The findings by the General Accounting Office could boost President Clinton's efforts to strengthen the Food and Drug Administration's authority to require that other countries adopt safe practices for fruit, vegetables, fish and processed foods.
If Congress passed pending legislation giving FDA that authority -- which the Agriculture Department already has for imported meat and poultry -- it would "provide greater assurance that the imported foods it is responsible for are safe," the report said.
The study did not conclude that imported foods are more dangerous than those produced domestically, but imports grew more than 50 percent since 1990 to reach some $33 billion in 1996.
There have been some high-profile incidents of illness from imported foods, including Guatemalan raspberries, Mexican cantaloupes and alfalfa sprouts from the Netherlands.
"An increase of this magnitude demands more certainty that our food supply is safe," said Sen. Susan Collins, R-Maine, who requested the GAO report as chairwoman of the Senate Permanent Subcommittee on Investigations.
FDA wants better standards overseas. The study found that the FDA's reliance on port-of-entry inspections meant that only 46,395, or 1.7 percent, of more than 2.7 million imported food shipments in 1997 were actually checked by an inspector. Of those, only 16,000 underwent a laboratory analysis for disease-causing organisms or other problems.
The Agriculture Department, on the other hand, visually checked every shipment and did inspections on about 20 percent of 118,000 meat and poultry imports. In addition, USDA officials visited 30 countries and checked 336 international plants to ensure their safety practices were equal to those in this country.
In a written response to the audit, FDA Associate Commissioner Diane Thompson said the agency is seeking congressional approval for authority to check overseas practices. But to prevent dis- ruptions in international trade, Thompson said there should not be a requirement for all imported foods.

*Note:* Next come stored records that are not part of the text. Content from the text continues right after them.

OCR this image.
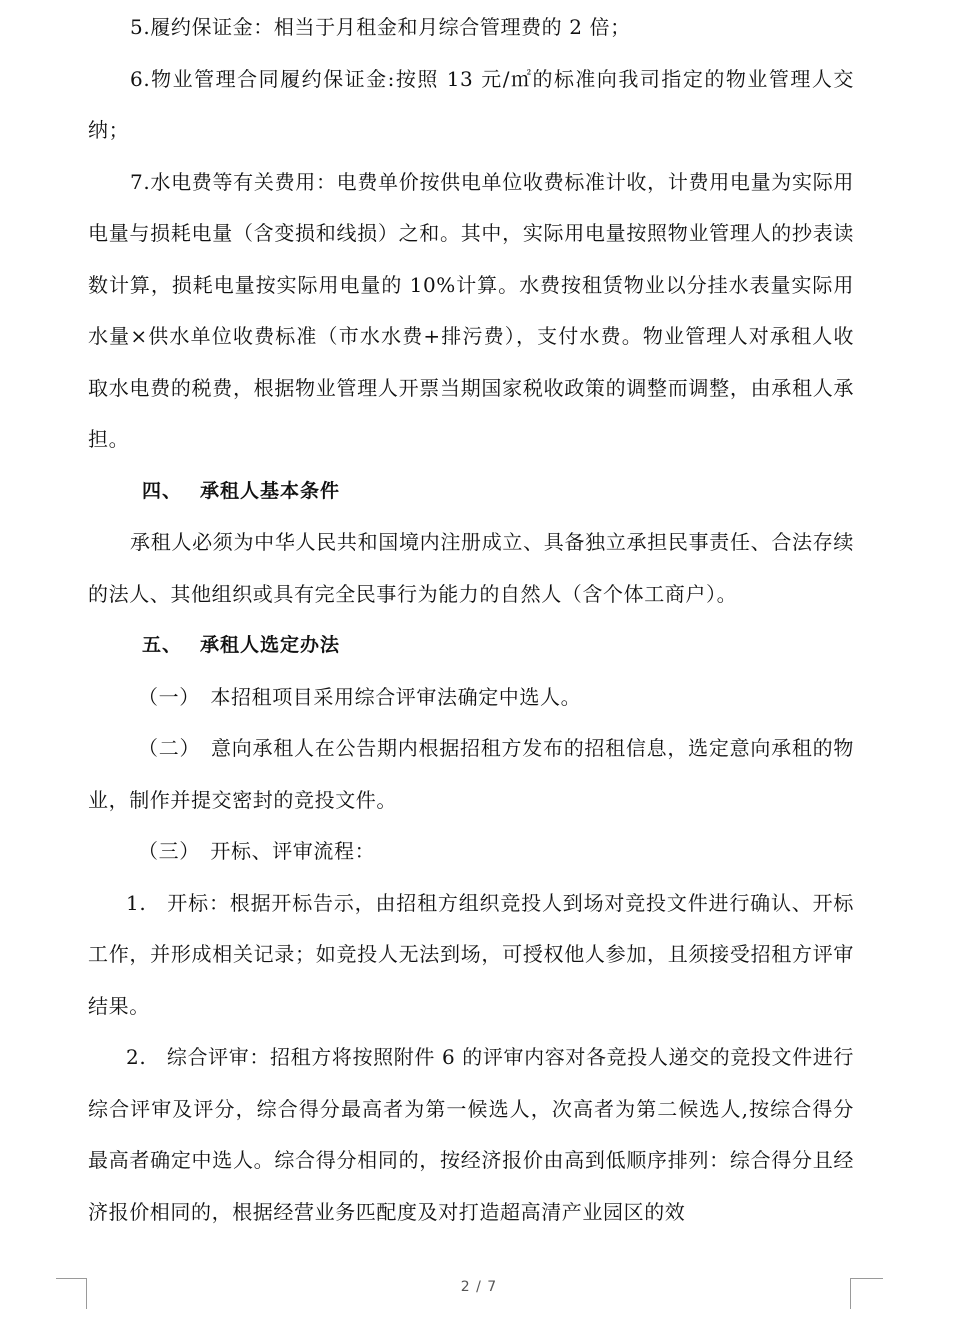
5.履约保证金：相当于月租金和月综合管理费的 2 倍；

6.物业管理合同履约保证金:按照 13 元/㎡的标准向我司指定的物业管理人交纳；

7.水电费等有关费用：电费单价按供电单位收费标准计收，计费用电量为实际用电量与损耗电量（含变损和线损）之和。其中，实际用电量按照物业管理人的抄表读数计算，损耗电量按实际用电量的 10%计算。水费按租赁物业以分挂水表量实际用水量×供水单位收费标准（市水水费+排污费），支付水费。物业管理人对承租人收取水电费的税费，根据物业管理人开票当期国家税收政策的调整而调整，由承租人承担。

四、 承租人基本条件

承租人必须为中华人民共和国境内注册成立、具备独立承担民事责任、合法存续的法人、其他组织或具有完全民事行为能力的自然人（含个体工商户）。

五、 承租人选定办法

（一）　本招租项目采用综合评审法确定中选人。

（二）　意向承租人在公告期内根据招租方发布的招租信息，选定意向承租的物业，制作并提交密封的竞投文件。

（三）　开标、评审流程：

1.　开标：根据开标告示，由招租方组织竞投人到场对竞投文件进行确认、开标工作，并形成相关记录；如竞投人无法到场，可授权他人参加，且须接受招租方评审结果。

2.　综合评审：招租方将按照附件 6 的评审内容对各竞投人递交的竞投文件进行综合评审及评分，综合得分最高者为第一候选人，次高者为第二候选人,按综合得分最高者确定中选人。综合得分相同的，按经济报价由高到低顺序排列：综合得分且经济报价相同的，根据经营业务匹配度及对打造超高清产业园区的效

2 / 7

"Such a requirement could have the undesirable effect of forcing FDA to bar entry to imports from most of the world" until each countries' practices were certified, she wrote.
The FDA also has proposed safety rules regarding seafood and juice processing that would apply to imports. The agency is pushing voluntary agriculture practices for both overseas and domestic fruit and vegetable growers and processors.
------------------------Gaps in system----------------------
The GAO report found other gaps in the imported food safety system, including:
USDA's food inspection service focuses too much on violations such as missing shipping labels that "bear little relationship to food safety" and should instead use health data to zero in on foods likely to pose the greatest hazards.
Importers, not the FDA, choose which laboratories do sampling when a shipment is held up over food safety questions. In ad- dition, importers often retain control of shipments even if the FDA decides to inspect them and, in some cases, goes ahead and markets them anyway.
The FDA was able to conduct only about half its planned inspec- tions and about 65 percent of its planned laboratory analyses on imported foods in 1996 and 1997. The agency said these plans are only projections and that inspectors often are called upon to do emergency work that leaves routine tasks undone."